Each of these phenomena has its own trigger. Each has its own set of conditions making it possible—causing its formation and acceleration. For that reason, each of these phenomena should have its own method of determination. From the discussions I’ve covered at national conferences and webinars, I posit each cracking method deserves its own testing method to determine its probability. If you take a quick look around the testing segment of our industry, I’m not the only one.

Table 1
NCHRP Project 9-57 was set in motion to identify testing methods for the four types of pavement cracking listed above. As of November 2015, the interim report had identified four working tests for low-temperature cracking, three for reflection cracking, five for bottom-up fatigue cracking, and four for top-down fatigue cracking, and researchers had prepared videos showing proper execution of the test methods (See Cracking Tests Table). Let’s take a quick “layman’s terms” look at the tests available to technicians, as extracted from the NAPA “Laboratory Tests to Assess Cracking Resistance of Asphalt Mixtures” webinar notes:
- The Disc Compact Tension (DCT)—Measures the crack opening under a load to determine fracture energy; for low-temperature cracking testing; equipment cost is approximately $49,000; Minnesota and Wisconsin already use the test; Colorado, South Dakota and Montana considering it at press time
- Semi-Circular Bending (SCB)—Measures the crack opening under a load to determine fracture energy; for thermal, reflection, bottom-up fatigue and top-down fatigue cracking testing; equipment cost is approximately $52,000; Utah, South Dakota, Pennsylvania and Montana considering the low-temperature version at press time; Louisiana and Wisconsin already use the intermediate temperature version; Oklahoma and New Mexico considering the intermediate temperature version at press time
- Overlay Tester (OT)—Measures the number of cycles of strain put on the sample over a set period of time; for reflection and bottom-up fatigue cracking testing; equipment cost is approximately $46,000; Texas and New Jersey already use the test; Nevada, Florida, Ohio and Montana considering it at press time
- Indirect Tension Test (IDT)—Measures creep compliance and tensile strength under stress and strain; for thermal cracking testing; equipment cost is around $100,000
- Bending Beam Fatigue (BBF)—Measures the number of cycles of strain put on the sample until failure or until 50% modulus reduction; for bottom-up fatigue cracking testing; equipment cost is around $100,000 or more; California already uses the test for long-life asphalt; Nevada and Georgia considering it at press time
At this time, researchers continue to find ways to implement the tests in the field. The hope is to one day have quality assurance performance testing that will allow us to build balanced mix designs that solve all potential pavement problems, including the various types of cracking in the various climates of North America. A lofty goal, to be sure.

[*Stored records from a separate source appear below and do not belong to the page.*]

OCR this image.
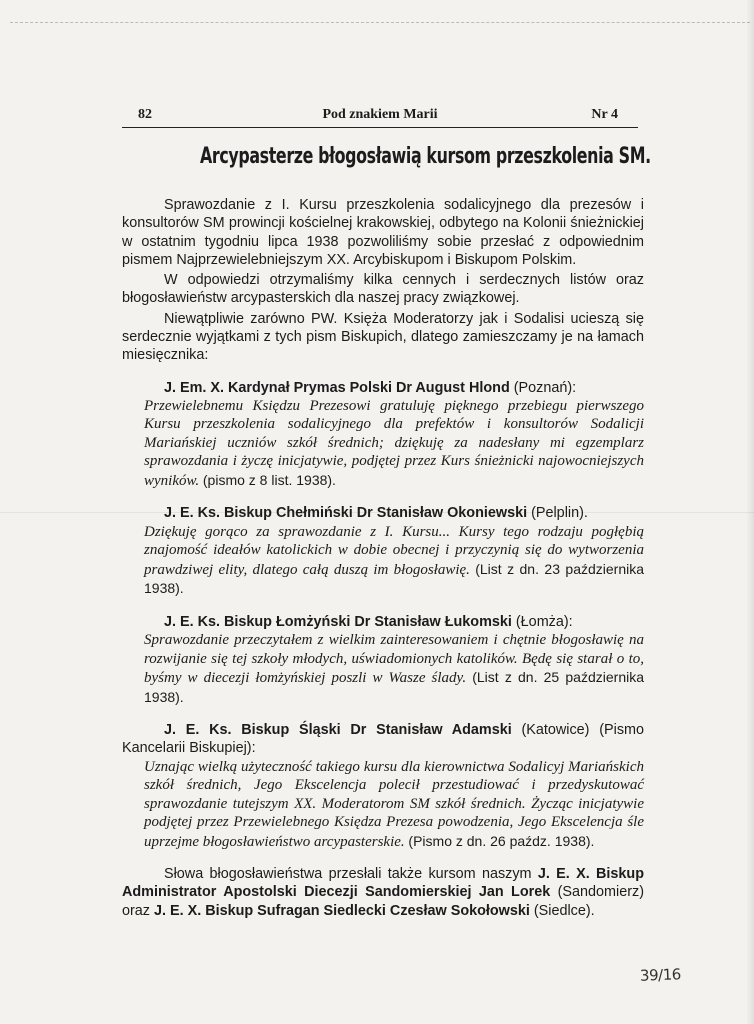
82	Pod znakiem Marii	Nr 4
Arcypasterze błogosławią kursom przeszkolenia SM.

Sprawozdanie z I. Kursu przeszkolenia sodalicyjnego dla prezesów i konsultorów SM prowincji kościelnej krakowskiej, odbytego na Kolonii śnieżnickiej w ostatnim tygodniu lipca 1938 pozwoliliśmy sobie przesłać z odpowiednim pismem Najprzewielebniejszym XX. Arcybiskupom i Biskupom Polskim.

W odpowiedzi otrzymaliśmy kilka cennych i serdecznych listów oraz błogosławieństw arcypasterskich dla naszej pracy związkowej.

Niewątpliwie zarówno PW. Księża Moderatorzy jak i Sodalisi ucieszą się serdecznie wyjątkami z tych pism Biskupich, dlatego zamieszczamy je na łamach miesięcznika:

J. Em. X. Kardynał Prymas Polski Dr August Hlond (Poznań):

Przewielebnemu Księdzu Prezesowi gratuluję pięknego przebiegu pierwszego Kursu przeszkolenia sodalicyjnego dla prefektów i konsultorów Sodalicji Mariańskiej uczniów szkół średnich; dziękuję za nadesłany mi egzemplarz sprawozdania i życzę inicjatywie, podjętej przez Kurs śnieżnicki najowocniejszych wyników. (pismo z 8 list. 1938).

J. E. Ks. Biskup Chełmiński Dr Stanisław Okoniewski (Pelplin).

Dziękuję gorąco za sprawozdanie z I. Kursu... Kursy tego rodzaju pogłębią znajomość ideałów katolickich w dobie obecnej i przyczynią się do wytworzenia prawdziwej elity, dlatego całą duszą im błogosławię. (List z dn. 23 października 1938).

J. E. Ks. Biskup Łomżyński Dr Stanisław Łukomski (Łomża):

Sprawozdanie przeczytałem z wielkim zainteresowaniem i chętnie błogosławię na rozwijanie się tej szkoły młodych, uświadomionych katolików. Będę się starał o to, byśmy w diecezji łomżyńskiej poszli w Wasze ślady. (List z dn. 25 października 1938).

J. E. Ks. Biskup Śląski Dr Stanisław Adamski (Katowice) (Pismo Kancelarii Biskupiej):

Uznając wielką użyteczność takiego kursu dla kierownictwa Sodalicyj Mariańskich szkół średnich, Jego Ekscelencja polecił przestudiować i przedyskutować sprawozdanie tutejszym XX. Moderatorom SM szkół średnich. Życząc inicjatywie podjętej przez Przewielebnego Księdza Prezesa powodzenia, Jego Ekscelencja śle uprzejme błogosławieństwo arcypasterskie. (Pismo z dn. 26 paźdz. 1938).

Słowa błogosławieństwa przesłali także kursom naszym J. E. X. Biskup Administrator Apostolski Diecezji Sandomierskiej Jan Lorek (Sandomierz) oraz J. E. X. Biskup Sufragan Siedlecki Czesław Sokołowski (Siedlce).

39/16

When we look back on roads of the past, we have examples of perpetual pavements that exhibit few cracks, few structural problems. This may lead contractors, producers and mix design techs alike to look at the volumetric mix design process from the 1960s and ask, “why not use what we’ve always used?” As Newcomb pointed out in his talk, our additives and asphalts have changed.
Just as the consumers choosing between old-school white-flour breads and healthful whole wheat breads, members of the asphalt industry have existing information that no longer fits today’s environment. Why would we elect to use old data and old methods on new mixes with new ingredients to construct new pavements for new traffic loads? We wouldn’t. By changing our testing protocol, we adjust to new ways to build for tomorrow’s perpetual pavements.